Elimi atıp çayımdan son kez birkaç yudum alıp ellerimi kucağıma yerleştirdim.Birkaç saniye yüzüme bakıp pes ederek peyniri ağzına attı.

"Bugün okula gidecek misin?"

Tereyağını ekmeye sürdüğü zaman başını sallamıştı.Her zaman düşünceli olan adam neden şimdi düşüncesiz davranıyordu ki?

"Gitmezsem daha çok göze batarım.Sonuçta her gün seni görmek için okula gidiyordum.Şimdi sen ortada yokken benim de gitmemem sıkıntı olur."

"Anladım." Kısık sesle fısıldadım.Ona içimden düşüncesiz dediğim için kendimden utanmıştım.

Çenem bir el tarafından avuçladıkta gözlerim yeşil gözleriyle buluşmuştu.

"Asma suratı,gülüm.İki ders oturup gözüktükten sonra geleceğim." eğilip yanağıma öpücük kondurdu.
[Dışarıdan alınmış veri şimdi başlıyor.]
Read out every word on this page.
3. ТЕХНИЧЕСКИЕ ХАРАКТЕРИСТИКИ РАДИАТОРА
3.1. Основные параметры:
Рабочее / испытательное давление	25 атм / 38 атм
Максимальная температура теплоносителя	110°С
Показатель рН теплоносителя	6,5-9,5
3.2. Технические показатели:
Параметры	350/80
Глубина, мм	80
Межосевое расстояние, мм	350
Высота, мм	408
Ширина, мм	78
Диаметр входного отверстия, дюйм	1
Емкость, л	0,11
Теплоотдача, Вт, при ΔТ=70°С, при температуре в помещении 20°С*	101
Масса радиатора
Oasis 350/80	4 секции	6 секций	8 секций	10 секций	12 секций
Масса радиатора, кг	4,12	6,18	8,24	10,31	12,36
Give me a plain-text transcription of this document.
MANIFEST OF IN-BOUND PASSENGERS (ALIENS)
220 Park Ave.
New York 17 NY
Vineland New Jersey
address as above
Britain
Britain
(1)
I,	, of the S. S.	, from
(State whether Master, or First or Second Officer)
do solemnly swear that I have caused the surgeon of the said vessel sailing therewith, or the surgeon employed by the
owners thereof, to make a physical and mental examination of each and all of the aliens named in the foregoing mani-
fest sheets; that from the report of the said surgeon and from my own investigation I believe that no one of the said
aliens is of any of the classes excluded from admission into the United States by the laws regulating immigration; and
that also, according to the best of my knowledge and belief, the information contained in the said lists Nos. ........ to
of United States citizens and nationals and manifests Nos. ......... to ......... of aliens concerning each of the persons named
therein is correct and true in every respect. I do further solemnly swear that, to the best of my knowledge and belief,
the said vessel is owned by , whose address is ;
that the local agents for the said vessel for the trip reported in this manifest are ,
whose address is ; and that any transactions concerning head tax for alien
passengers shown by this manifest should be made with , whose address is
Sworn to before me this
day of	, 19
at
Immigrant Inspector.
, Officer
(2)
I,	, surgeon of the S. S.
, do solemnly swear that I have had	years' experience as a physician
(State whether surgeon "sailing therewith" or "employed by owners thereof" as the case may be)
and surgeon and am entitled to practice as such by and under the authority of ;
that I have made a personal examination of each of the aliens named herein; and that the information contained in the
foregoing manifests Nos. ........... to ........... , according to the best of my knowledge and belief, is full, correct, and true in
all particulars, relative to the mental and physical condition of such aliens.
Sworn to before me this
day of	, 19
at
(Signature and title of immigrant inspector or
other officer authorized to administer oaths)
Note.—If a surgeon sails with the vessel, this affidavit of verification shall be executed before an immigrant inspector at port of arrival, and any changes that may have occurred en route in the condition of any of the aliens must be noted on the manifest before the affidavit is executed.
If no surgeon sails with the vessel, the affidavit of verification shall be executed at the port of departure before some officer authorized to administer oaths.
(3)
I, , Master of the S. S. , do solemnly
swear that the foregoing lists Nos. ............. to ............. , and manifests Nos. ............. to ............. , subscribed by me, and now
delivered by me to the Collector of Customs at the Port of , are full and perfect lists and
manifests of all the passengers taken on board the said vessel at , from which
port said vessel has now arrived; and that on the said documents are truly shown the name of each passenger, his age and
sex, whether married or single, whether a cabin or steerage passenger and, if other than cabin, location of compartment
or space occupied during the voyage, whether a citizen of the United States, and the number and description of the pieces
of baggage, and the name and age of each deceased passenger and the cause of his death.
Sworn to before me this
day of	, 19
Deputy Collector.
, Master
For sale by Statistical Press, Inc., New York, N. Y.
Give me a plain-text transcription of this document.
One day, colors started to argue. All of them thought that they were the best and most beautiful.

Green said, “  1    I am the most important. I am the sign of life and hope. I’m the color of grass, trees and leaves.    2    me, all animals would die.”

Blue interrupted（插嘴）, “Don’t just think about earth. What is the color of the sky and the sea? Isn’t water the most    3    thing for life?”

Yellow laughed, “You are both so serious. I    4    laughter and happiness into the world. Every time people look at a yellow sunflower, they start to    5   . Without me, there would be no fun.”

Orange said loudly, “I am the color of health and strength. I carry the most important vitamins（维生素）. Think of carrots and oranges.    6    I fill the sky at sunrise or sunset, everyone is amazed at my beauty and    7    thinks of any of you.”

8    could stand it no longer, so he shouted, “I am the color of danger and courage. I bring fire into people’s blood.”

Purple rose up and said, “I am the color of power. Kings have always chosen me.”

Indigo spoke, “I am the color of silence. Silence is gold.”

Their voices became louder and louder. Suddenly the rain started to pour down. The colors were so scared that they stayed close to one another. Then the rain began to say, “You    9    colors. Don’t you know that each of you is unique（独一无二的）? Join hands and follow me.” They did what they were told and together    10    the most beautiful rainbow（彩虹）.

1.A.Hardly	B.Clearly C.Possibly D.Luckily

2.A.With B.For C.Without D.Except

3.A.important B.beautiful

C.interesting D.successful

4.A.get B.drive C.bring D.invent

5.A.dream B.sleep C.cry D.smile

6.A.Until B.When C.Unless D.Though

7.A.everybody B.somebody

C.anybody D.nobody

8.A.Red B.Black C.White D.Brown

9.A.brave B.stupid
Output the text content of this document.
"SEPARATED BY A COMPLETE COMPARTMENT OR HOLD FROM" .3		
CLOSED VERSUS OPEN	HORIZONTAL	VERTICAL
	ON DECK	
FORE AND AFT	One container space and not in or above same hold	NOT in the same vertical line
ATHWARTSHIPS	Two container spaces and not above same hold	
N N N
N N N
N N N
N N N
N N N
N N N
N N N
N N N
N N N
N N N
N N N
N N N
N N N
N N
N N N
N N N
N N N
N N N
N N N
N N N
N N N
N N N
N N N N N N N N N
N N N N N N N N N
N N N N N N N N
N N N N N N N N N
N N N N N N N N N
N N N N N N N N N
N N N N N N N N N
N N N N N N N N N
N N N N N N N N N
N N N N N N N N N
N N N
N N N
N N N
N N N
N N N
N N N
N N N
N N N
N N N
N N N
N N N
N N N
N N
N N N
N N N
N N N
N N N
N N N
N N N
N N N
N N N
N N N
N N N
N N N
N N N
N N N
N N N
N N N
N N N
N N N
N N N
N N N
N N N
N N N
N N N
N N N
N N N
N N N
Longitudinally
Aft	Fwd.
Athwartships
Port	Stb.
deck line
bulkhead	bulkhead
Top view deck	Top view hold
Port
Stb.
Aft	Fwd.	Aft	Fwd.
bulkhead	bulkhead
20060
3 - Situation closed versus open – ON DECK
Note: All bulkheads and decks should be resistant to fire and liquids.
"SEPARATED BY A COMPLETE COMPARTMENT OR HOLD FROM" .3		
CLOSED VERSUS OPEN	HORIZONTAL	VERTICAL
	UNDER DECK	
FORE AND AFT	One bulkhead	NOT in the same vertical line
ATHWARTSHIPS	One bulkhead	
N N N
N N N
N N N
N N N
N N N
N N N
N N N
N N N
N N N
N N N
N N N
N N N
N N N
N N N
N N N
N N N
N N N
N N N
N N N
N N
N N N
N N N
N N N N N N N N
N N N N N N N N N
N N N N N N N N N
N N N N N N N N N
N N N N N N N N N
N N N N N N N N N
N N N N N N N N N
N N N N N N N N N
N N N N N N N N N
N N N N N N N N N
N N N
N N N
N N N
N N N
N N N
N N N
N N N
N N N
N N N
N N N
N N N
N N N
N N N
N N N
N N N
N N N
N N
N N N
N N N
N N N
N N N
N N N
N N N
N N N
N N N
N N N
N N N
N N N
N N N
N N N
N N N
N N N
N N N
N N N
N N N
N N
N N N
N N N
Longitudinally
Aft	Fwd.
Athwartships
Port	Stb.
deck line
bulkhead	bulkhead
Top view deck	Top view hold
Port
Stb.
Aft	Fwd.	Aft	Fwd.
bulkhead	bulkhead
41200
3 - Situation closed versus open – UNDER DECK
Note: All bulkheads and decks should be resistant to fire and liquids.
Sonra konuşmadık.Ablası geldiği için onları rahatsız etmemek adına odaya çekilmiştim.Miraç ne kadar itiraz etse de gerildiğim için kalamamıştım orada.

Okul çantamın içinden dün geceden beri kapattığım telefonumu elime alıp açmış ve hâlâ toplamadığım yatağa oturmuştum.

Telefonum çaldığı vakit cevapsız aramalar ekrana art arda geliyordu.Dudağımı sertçe ısırıp şifreyi girdim.

72 cevapsız arama Abim.

18 cevapsız arama Gülcan.

Aniden zil sesi kulaklarıma dolduğu eş zamanla elimdeki telefonum korkudan elimden yere düşmüştü.Bakışlarım telefonumun üzerinde durduğu zaman rengimin beyazladığını hissetmiştim.

Abim arıyor...

Hızlıca yere eğilip telefonu sessize aldım.Çağrının bitmesini bekledikten sonra telefonumu yeniden kapatıp yorganın altına girdim.

Korkuyordum...Hem de deli gibi korkuyordum.